Minggu, 31 Agustus 2014

Agustus



Agustus segera berlalu. Kemudian berganti pada September dan please 'wake me up when September ends'. Begitu cepat ku rasa bulan ini berlalu. Barangkali ada sejuta asa dan langkah-langkah baru yang membuat bulan Agustus 2014 ini berbeda. Hal hal baru yang membuat suka dan duka beradu dalam peraduan jiwa. Esok kan datang bersama gegap gempita malam yang berbaris rapi menghadapi pagi. begini:
Keberhasilan tak selamanya membut semua orang bahagia. Tidak. Keberhasilan yang aku maksud adalah capaian-capaian positif dan kemenangan. Memang sudah menjadi fitrahnya bahwa kemenangan membawa suka dan duka beradu. Seperti yang ku rasa di bulan Agustus ini. Ramadhan tahun ini dan Syawal adalah milestone untuk perjalanan pencapaianku. Tepat selepas Syawal, kepastianku berangkat menuju Korea aku dapatkan untuk mewakili Indonesia dalah rekonsiliasi sejarah di Asia Timur pada khususnya.
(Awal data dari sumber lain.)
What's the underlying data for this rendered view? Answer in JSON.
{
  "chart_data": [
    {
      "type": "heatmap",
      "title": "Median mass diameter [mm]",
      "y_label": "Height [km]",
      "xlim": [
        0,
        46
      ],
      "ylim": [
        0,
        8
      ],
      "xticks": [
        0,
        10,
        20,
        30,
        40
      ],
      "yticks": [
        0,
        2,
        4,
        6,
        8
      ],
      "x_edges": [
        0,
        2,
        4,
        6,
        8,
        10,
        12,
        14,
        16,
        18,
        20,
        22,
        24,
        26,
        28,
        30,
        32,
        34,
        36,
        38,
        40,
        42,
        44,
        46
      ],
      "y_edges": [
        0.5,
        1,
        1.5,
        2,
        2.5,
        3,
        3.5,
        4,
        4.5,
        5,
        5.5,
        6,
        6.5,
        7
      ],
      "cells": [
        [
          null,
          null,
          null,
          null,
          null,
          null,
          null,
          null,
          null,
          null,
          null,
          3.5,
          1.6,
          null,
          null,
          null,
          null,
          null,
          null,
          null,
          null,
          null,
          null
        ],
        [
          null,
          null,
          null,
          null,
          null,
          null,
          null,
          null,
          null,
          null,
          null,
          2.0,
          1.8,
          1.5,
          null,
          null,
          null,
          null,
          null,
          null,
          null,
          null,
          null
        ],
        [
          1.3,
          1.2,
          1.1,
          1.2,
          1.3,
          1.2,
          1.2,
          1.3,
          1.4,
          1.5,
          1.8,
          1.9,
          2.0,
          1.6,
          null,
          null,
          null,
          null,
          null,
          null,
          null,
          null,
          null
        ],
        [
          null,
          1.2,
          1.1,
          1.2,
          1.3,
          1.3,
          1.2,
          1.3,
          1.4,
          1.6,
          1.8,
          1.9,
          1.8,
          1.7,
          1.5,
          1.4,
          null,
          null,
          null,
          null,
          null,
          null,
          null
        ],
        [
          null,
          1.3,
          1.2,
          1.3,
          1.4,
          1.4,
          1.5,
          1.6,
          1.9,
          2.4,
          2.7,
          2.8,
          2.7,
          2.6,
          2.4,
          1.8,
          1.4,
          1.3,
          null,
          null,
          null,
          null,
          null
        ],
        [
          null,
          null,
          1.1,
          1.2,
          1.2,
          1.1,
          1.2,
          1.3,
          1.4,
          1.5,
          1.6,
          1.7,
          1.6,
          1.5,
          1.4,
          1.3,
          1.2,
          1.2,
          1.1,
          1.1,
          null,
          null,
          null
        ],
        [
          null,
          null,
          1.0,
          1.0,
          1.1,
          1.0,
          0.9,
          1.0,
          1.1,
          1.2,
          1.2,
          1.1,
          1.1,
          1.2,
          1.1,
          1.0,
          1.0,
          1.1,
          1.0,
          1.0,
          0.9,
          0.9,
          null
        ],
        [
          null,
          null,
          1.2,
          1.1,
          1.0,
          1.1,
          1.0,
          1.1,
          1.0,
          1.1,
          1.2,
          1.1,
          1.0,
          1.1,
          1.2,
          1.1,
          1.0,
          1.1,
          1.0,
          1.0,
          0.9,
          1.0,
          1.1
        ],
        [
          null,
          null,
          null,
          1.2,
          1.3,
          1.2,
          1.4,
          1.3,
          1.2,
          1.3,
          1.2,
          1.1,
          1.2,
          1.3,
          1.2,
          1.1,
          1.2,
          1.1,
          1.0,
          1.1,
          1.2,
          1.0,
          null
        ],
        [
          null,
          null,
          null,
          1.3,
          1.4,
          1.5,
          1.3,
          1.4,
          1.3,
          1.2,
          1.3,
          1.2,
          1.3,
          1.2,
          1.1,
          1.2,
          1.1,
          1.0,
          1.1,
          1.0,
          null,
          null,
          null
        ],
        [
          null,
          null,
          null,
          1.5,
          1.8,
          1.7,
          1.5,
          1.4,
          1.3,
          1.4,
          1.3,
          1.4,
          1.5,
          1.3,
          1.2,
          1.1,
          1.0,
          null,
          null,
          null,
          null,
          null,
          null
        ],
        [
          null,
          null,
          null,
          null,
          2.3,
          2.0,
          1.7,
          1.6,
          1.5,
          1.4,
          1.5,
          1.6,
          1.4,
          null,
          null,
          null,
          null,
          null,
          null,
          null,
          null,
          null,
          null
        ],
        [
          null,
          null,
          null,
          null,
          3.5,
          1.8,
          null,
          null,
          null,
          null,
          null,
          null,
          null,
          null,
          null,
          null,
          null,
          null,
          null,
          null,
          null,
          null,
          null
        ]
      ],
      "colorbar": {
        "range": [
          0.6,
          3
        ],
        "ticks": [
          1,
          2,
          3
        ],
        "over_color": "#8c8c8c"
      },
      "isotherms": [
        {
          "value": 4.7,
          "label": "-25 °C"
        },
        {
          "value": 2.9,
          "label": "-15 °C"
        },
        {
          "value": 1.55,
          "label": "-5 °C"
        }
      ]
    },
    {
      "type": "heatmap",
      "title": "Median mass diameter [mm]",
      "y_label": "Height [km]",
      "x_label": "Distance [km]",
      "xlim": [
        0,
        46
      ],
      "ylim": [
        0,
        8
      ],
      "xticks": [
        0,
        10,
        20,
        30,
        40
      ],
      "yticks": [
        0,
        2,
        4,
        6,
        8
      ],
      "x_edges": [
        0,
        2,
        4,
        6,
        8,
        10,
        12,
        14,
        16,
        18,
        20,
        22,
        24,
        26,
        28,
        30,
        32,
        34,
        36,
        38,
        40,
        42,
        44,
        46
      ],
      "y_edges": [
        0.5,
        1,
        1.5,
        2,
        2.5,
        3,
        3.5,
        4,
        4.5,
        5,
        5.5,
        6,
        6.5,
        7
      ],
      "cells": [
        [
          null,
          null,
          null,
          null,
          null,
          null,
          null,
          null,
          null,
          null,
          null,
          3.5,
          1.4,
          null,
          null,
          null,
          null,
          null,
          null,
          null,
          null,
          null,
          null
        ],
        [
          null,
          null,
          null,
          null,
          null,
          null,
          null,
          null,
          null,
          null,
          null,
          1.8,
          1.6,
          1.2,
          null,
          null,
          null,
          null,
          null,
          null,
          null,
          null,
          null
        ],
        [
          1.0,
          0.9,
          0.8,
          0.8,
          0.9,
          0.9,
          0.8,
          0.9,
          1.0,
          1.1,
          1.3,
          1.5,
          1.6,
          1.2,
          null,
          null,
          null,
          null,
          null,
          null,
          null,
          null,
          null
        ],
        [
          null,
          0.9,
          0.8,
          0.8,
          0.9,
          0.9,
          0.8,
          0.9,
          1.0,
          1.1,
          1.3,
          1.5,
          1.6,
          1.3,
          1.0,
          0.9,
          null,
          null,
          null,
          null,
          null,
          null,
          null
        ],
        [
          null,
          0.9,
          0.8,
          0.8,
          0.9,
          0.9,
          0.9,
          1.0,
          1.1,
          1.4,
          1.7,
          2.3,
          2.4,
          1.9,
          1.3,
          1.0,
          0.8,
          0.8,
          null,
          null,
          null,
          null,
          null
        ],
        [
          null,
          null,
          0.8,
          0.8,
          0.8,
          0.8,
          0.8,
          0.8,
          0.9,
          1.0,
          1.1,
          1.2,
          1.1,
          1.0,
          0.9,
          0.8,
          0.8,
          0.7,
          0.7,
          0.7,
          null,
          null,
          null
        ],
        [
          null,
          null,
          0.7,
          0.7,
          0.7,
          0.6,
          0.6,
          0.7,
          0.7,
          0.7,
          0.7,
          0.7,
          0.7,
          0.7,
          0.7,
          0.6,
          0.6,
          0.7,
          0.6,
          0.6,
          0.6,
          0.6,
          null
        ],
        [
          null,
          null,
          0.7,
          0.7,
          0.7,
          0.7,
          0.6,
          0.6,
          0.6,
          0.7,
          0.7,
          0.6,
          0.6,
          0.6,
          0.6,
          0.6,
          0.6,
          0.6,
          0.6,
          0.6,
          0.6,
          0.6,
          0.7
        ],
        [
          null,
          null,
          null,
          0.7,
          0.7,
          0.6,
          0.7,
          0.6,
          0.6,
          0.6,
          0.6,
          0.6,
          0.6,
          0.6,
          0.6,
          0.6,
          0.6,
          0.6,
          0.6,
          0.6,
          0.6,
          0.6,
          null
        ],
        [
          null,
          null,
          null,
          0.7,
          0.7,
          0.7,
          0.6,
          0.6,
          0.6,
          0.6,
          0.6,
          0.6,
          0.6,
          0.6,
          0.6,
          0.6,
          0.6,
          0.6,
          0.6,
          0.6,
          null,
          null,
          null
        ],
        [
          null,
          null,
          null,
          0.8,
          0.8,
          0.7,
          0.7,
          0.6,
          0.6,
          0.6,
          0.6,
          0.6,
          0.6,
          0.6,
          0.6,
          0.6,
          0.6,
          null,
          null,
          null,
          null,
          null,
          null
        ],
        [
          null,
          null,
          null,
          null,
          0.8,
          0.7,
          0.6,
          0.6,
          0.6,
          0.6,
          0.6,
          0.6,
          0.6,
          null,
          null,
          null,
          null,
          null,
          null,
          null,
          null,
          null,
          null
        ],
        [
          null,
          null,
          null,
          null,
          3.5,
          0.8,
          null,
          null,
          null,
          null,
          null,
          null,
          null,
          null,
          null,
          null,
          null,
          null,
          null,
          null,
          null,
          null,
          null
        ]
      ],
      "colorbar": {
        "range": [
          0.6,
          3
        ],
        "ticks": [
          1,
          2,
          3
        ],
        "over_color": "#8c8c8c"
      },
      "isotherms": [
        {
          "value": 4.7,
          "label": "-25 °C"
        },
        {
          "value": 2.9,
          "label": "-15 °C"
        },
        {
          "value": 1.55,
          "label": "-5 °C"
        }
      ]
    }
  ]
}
Tidak lama setelah pengumuman itu, pengumuman lain dari Kemlu RI aku dapatkan untuk berangkat ke Bali pada acara UNAOC ke-6. Hanya berselang tiga hari sepulangku dari Korea, aku harus ke Bali.

Dan yang lebih penting dari itu semua adalah tanggal 24 Agustus 2014 (24-08-2014), yakni disela-sela dua agenda internasional itu, ku khitbah wanitaku sebagai wujud tanggungjawabku. Ya, ini komitmenku padanya dan kewajibanku atas segenap nikmat-nikmatNya. Tak ada niatan buruk atau neko-neko. Hanya ingin aku meneladani MUhammad SAW atas ridhoNya, mendapatkan ridhoNya, dan mewariskan generasi muslim yang lebih kuat atas ridhoNya. Alhamdulillah semua lancar. 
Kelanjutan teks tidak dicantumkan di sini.